Disclaimer: This article provides general information about next-generation sequencing workflow. It is not intended as medical advice. For any medical concerns, always consult with a licensed healthcare professional.
FAQ
- What is the first step in the NGS workflow, and why is it important?
Answer: The first step in the NGS workflow is sample collection and preparation. This step is crucial, as proper sample documentation and management are important to maintaining its quality. Researchers need to make sure of the right sample type (e.g., blood, tissue, or cell culture) and must assess the quality using methods like gel electrophoresis and concentration tests. Poor sample preparation can lead to degraded or inaccurate data, compromising the entire sequencing process.

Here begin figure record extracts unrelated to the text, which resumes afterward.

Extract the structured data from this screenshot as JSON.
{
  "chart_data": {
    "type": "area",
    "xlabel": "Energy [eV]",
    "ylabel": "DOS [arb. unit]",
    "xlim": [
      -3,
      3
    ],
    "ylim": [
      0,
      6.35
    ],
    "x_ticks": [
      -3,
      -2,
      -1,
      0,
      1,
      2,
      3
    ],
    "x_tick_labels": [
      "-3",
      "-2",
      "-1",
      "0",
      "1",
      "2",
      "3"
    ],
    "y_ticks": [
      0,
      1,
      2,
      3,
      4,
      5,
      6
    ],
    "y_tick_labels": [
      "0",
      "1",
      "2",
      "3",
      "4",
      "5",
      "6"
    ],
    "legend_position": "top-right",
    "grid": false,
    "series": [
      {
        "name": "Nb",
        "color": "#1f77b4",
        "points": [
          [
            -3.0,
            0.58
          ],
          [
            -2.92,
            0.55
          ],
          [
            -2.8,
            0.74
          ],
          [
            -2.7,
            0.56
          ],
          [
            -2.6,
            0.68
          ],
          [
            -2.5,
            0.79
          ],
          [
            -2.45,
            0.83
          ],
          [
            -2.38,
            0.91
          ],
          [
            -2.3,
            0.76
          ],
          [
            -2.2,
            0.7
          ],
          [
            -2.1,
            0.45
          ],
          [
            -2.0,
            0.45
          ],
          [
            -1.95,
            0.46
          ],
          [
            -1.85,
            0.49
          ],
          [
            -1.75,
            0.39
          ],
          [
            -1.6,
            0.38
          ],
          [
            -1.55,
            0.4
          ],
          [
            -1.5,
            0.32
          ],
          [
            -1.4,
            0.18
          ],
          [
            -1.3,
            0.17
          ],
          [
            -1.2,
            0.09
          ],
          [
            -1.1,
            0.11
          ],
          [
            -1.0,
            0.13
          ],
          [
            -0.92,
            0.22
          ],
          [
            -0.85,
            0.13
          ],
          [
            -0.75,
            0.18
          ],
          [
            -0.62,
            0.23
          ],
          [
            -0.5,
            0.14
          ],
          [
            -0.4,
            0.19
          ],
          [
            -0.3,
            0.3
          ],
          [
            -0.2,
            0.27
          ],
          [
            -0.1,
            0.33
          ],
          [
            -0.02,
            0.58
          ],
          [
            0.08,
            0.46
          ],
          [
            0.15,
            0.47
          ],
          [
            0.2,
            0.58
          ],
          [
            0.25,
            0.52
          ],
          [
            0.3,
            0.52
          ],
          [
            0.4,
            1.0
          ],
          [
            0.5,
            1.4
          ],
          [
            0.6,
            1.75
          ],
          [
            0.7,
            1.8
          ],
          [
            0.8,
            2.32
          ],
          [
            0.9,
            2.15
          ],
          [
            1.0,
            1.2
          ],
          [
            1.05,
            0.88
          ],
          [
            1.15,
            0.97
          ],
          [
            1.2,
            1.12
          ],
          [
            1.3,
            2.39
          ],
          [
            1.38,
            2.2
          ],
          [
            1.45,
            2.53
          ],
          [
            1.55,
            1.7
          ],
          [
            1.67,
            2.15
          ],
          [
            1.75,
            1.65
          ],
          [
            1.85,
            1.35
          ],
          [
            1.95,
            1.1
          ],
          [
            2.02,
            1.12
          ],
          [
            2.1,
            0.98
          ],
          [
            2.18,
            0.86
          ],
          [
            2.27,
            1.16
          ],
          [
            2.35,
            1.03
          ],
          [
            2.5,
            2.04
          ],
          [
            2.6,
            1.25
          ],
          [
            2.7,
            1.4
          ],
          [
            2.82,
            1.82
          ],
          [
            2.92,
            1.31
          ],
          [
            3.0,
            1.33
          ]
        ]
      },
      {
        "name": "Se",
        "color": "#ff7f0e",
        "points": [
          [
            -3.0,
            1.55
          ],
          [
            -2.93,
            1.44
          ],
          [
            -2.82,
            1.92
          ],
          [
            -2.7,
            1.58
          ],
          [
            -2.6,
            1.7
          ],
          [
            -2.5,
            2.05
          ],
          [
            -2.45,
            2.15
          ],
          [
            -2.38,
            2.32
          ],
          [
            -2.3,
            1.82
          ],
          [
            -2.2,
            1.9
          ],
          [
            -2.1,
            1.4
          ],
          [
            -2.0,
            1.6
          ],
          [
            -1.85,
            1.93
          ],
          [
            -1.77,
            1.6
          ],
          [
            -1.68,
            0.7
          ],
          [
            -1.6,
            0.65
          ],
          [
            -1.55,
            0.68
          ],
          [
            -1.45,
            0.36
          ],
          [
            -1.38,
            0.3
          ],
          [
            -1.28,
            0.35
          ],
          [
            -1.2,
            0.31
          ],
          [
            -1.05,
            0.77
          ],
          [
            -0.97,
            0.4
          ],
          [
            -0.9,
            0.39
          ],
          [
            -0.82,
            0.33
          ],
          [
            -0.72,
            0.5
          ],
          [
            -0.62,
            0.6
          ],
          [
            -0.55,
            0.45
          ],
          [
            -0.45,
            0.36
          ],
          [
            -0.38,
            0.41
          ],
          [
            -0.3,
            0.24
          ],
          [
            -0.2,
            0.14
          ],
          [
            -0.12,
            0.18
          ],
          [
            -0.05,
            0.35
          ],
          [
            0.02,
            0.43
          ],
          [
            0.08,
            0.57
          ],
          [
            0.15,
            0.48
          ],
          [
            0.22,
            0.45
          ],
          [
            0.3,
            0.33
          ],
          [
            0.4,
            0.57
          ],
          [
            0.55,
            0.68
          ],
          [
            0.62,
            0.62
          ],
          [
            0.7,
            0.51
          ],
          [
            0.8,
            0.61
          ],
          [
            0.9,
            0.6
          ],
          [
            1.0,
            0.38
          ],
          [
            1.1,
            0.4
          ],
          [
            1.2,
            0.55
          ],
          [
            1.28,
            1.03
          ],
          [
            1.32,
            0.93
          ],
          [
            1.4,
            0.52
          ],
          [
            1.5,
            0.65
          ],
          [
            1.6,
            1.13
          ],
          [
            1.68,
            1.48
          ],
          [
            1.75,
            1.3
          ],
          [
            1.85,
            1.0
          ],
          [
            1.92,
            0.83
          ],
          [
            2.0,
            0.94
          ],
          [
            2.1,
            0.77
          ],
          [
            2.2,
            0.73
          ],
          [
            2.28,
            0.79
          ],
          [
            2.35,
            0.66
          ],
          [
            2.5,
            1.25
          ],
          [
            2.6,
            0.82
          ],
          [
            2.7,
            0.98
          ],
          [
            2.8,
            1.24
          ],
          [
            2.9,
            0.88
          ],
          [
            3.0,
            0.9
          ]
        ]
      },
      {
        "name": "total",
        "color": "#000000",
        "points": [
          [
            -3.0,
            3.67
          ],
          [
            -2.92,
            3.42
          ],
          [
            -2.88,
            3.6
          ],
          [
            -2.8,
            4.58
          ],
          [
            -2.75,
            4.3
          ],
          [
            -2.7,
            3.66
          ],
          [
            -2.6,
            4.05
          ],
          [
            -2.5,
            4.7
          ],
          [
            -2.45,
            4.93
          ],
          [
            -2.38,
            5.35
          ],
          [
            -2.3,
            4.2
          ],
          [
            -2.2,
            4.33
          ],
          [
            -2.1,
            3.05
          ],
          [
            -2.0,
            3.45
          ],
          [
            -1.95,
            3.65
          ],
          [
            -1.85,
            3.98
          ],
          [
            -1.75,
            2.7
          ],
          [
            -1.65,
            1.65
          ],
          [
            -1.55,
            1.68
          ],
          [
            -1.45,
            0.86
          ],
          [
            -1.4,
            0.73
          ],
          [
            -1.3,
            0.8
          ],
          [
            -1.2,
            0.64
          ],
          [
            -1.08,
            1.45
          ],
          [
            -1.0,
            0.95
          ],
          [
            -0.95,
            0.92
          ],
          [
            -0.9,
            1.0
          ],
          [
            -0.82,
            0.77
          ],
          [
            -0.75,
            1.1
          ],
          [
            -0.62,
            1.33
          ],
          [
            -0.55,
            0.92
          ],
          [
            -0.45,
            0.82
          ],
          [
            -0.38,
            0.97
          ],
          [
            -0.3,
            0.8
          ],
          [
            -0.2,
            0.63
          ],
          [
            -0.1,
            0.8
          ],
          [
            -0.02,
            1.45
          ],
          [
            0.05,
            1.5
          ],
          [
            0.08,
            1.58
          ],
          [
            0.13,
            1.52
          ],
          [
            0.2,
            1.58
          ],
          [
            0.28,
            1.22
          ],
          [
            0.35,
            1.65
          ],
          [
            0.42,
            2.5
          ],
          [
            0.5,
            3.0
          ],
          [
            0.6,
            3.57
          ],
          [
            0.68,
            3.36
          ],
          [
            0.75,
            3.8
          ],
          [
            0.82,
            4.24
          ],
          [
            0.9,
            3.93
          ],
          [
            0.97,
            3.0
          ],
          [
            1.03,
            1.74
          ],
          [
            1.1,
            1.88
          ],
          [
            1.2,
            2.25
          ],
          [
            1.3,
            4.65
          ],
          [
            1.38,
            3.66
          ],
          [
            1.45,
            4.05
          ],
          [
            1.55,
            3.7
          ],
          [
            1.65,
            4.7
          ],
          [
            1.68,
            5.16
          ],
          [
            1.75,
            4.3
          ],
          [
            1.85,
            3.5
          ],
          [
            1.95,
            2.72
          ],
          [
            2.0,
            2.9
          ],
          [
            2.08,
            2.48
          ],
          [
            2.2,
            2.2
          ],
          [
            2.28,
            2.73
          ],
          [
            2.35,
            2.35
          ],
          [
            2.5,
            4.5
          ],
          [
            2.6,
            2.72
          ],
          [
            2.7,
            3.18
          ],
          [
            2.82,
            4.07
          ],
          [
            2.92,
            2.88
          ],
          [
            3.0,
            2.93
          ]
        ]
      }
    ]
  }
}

2. What role does library preparation play in NGS, and what key steps are involved?
Answer: Library preparation is a critical and fundamental part of NGS sequencing because it converts the extracted nucleic acids (DNA or RNA) into a format that sequencing platforms can read. The key steps involved are:
- Fragmentation: DNA or RNA is broken into smaller pieces suitable for sequencing.
- Adapter Ligation: Sequencing adapters are attached to the fragments to enable them to bind to the sequencing platform.
- Amplification: The library undergoes amplification to generate sufficient amounts of DNA for sequencing.
3. What is the significance of third-generation sequencing (TGS) in the NGS workflow?
Answer: Third-generation sequencing (TGS) is added to the procedure because it is used for long reads and can help resolve the genomic regions. There are platforms like Pacific Biosciences (PacBio) and Oxford Nanopore that offer advantages over traditional NGS by providing more comprehensive coverage of the genome, especially for studying structural variants and repetitive regions. TGS does not require DNA amplification, making it ideal for sequencing large genomes or challenging samples such as those from FFPE (formalin-fixed paraffin-embedded) tissues.
4. Why is sample quality assessment critical, particularly for RNA samples?
Answer: Quality assessment of RNA samples is crucial because RNA degradation can significantly affect the accuracy of sequencing results. Samples from FFPE tissues are prone to RNA degradation. The RNA Integrity Number (RIN) was traditionally used to measure the quality of RNA. Still, a more reliable method is the DV200, which assesses the percentage of RNA fragments longer than 200 nucleotides. Ensuring high RNA quality allows for more accurate data interpretation and reduces the risk of errors in downstream analysis.
5. What happens after sequencing is completed in the NGS workflow?
Answer: After sequencing, the raw data undergoes analysis using bioinformatics tools. The data is typically stored in FASTQ format, and various stages of data analysis occur:
- Base calling: Identifying individual nucleotides.
- Filtering: Removing low-quality or erroneous sequences.
- Alignment: Mapping the sequences to a reference genome.
- Variant calling: Identifying genetic variations like SNPs or indels. The results are then interpreted to predict gene functions, pathways, and other biological insights.
- Finally, data must be submitted to public databases or customers according to submission standards like those set by the Bermuda and Genomic Standards Consortium.